A documentary about the Bracero labor program, which brought millions of Mexican farm workers to the United States as temporary laborers between the early 1940s and early 1960s, has won the audience choice award for best documentary at the Los Angeles Latino International Film Festival, where several films this year addressed the topic of immigration.
The winning documentary, "Harvest of Loneliness," features interviews with former Braceros and their families, chronicling the hardship and exploitation endured and examining what might be expected from a new temporary worker program, if one is implemented. The film was directed by Gilbert G. Gonzales and Vivian Price, professors at UC Irvine and CSU Dominguez Hills, respectively. The Venezuelan soccer drama "Hermano" (Brother), won the audience choice award for best feature.

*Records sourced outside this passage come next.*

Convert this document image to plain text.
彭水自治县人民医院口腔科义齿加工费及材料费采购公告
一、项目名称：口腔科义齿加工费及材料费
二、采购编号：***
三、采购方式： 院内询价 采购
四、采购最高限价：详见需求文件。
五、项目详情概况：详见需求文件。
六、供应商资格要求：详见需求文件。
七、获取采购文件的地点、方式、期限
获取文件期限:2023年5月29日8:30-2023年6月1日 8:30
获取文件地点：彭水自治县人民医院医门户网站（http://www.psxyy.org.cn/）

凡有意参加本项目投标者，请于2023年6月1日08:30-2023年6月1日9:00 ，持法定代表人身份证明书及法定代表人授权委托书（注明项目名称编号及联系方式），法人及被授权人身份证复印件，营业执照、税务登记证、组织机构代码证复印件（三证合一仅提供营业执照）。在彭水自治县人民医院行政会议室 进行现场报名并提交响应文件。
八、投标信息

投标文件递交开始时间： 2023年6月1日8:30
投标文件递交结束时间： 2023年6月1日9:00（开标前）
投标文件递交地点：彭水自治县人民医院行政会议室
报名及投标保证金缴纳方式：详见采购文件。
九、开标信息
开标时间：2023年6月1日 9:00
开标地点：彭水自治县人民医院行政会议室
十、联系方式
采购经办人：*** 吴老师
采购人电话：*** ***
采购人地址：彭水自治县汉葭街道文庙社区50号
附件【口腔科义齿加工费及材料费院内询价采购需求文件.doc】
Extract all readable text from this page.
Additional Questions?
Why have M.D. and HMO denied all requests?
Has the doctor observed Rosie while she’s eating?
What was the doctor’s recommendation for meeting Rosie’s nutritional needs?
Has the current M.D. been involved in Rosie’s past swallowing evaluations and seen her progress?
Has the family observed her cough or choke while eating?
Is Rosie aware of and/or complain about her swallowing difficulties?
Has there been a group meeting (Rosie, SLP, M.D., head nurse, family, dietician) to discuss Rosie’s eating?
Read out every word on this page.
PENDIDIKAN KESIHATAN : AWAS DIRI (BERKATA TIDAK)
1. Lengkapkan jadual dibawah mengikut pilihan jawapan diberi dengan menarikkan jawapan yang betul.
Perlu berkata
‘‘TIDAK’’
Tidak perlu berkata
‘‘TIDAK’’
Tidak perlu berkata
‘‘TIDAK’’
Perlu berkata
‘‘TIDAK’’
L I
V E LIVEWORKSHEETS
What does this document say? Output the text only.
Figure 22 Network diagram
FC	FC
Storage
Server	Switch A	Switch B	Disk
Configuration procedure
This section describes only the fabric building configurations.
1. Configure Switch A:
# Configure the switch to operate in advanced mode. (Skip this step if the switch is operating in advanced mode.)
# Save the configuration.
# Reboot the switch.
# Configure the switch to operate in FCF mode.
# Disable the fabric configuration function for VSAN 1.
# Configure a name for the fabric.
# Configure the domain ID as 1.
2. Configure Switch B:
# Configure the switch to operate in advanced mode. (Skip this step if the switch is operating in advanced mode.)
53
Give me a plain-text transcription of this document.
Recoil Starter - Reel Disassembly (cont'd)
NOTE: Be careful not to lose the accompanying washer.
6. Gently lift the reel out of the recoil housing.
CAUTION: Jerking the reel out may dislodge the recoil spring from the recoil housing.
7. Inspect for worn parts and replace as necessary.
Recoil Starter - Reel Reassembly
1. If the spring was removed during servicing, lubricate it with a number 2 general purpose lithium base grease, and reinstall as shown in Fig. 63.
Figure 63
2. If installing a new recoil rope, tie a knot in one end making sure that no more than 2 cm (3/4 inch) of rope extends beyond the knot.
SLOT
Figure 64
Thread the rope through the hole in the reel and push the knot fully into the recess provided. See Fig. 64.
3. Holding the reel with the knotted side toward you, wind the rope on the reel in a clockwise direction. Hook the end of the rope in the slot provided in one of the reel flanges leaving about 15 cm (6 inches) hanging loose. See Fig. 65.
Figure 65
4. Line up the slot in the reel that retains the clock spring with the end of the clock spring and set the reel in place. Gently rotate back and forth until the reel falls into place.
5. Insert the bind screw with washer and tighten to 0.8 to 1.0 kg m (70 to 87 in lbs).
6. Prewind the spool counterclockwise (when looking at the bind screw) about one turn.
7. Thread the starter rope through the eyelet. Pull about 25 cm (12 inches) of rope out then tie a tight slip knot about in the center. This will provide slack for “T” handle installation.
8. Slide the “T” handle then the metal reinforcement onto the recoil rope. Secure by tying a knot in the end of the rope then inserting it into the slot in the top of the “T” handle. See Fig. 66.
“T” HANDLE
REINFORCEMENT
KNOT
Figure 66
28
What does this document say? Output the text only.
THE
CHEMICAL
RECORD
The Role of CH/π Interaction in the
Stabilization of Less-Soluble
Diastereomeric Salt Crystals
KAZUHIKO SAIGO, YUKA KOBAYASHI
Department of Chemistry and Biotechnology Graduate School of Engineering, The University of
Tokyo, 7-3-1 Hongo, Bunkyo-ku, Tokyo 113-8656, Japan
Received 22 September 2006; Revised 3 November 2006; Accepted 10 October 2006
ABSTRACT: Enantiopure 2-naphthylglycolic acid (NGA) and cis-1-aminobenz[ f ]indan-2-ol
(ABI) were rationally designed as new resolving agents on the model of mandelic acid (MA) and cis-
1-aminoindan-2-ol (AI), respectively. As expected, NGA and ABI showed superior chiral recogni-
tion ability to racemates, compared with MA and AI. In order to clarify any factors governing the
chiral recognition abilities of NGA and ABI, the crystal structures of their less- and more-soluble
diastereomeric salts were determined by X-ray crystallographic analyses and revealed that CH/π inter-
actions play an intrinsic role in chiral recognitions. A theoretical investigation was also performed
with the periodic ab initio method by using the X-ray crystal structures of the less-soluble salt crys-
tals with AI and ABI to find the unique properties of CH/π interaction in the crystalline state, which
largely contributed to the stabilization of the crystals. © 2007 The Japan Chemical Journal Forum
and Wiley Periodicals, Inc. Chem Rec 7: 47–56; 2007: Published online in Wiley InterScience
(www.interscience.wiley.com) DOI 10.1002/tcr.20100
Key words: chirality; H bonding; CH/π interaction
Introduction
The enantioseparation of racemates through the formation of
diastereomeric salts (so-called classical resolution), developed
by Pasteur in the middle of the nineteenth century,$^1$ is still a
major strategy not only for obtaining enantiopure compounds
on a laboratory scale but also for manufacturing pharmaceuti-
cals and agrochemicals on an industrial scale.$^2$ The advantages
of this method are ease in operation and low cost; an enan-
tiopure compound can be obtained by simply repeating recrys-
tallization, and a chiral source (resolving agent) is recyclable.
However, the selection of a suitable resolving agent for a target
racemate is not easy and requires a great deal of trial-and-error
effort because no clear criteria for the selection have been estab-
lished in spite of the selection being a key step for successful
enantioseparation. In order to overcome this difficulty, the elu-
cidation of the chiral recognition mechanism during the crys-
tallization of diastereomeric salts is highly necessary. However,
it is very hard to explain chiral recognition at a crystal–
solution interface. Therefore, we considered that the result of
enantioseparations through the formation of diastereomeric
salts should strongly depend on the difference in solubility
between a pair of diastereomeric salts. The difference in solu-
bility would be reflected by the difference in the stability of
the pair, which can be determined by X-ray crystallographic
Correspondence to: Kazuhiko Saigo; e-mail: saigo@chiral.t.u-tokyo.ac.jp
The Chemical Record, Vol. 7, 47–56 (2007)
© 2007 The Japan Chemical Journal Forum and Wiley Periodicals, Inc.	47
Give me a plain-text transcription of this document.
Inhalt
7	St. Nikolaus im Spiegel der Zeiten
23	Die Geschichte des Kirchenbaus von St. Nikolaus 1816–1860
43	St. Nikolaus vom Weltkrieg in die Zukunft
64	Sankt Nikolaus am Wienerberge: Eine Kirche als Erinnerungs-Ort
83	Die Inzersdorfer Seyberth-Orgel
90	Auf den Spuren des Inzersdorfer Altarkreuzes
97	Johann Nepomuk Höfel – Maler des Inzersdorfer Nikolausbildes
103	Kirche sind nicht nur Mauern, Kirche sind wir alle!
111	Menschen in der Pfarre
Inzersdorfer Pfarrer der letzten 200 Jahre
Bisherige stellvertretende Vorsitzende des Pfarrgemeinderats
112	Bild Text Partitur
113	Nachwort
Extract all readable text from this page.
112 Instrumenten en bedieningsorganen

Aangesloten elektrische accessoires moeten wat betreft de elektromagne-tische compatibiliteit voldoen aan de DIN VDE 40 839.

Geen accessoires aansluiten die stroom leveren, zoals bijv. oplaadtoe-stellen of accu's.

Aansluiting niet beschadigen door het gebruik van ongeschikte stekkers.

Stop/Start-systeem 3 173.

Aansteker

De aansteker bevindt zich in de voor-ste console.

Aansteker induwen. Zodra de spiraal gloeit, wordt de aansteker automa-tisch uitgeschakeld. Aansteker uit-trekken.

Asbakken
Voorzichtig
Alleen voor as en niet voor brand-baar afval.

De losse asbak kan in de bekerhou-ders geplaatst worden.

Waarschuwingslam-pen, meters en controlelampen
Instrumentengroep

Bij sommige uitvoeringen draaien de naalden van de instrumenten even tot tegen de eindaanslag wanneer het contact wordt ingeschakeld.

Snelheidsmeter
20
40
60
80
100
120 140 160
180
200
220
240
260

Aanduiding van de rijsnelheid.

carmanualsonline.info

Other immigration-related films this year included “Immigrant Nation! The Battle for the Dream,” a documentary involving the activist deportee Elvira Arellano, who took shelter in a Chicago church for several months between 2006 and 2007. She was eventually returned to Mexico, taking along her U.S.-born son. "Rabia," a feature, involves two young South American immigrants in Spain. “Memories of Overdevelopment,” a follow-up feature to the 1968 Cuban film “Memories of Underdevelopment,” has as its central character a Cuban writer who suffers an existential crisis years after he leaves Cuba for the United States.
Called the "Cinelatino Audience Choice Awards," for Spanish-language movie channel (and a festival sponsor) Cinelatino, the prizes came with cash awards of $1,000. Audience members were asked to rate the films presented on a four-point scale after each screening.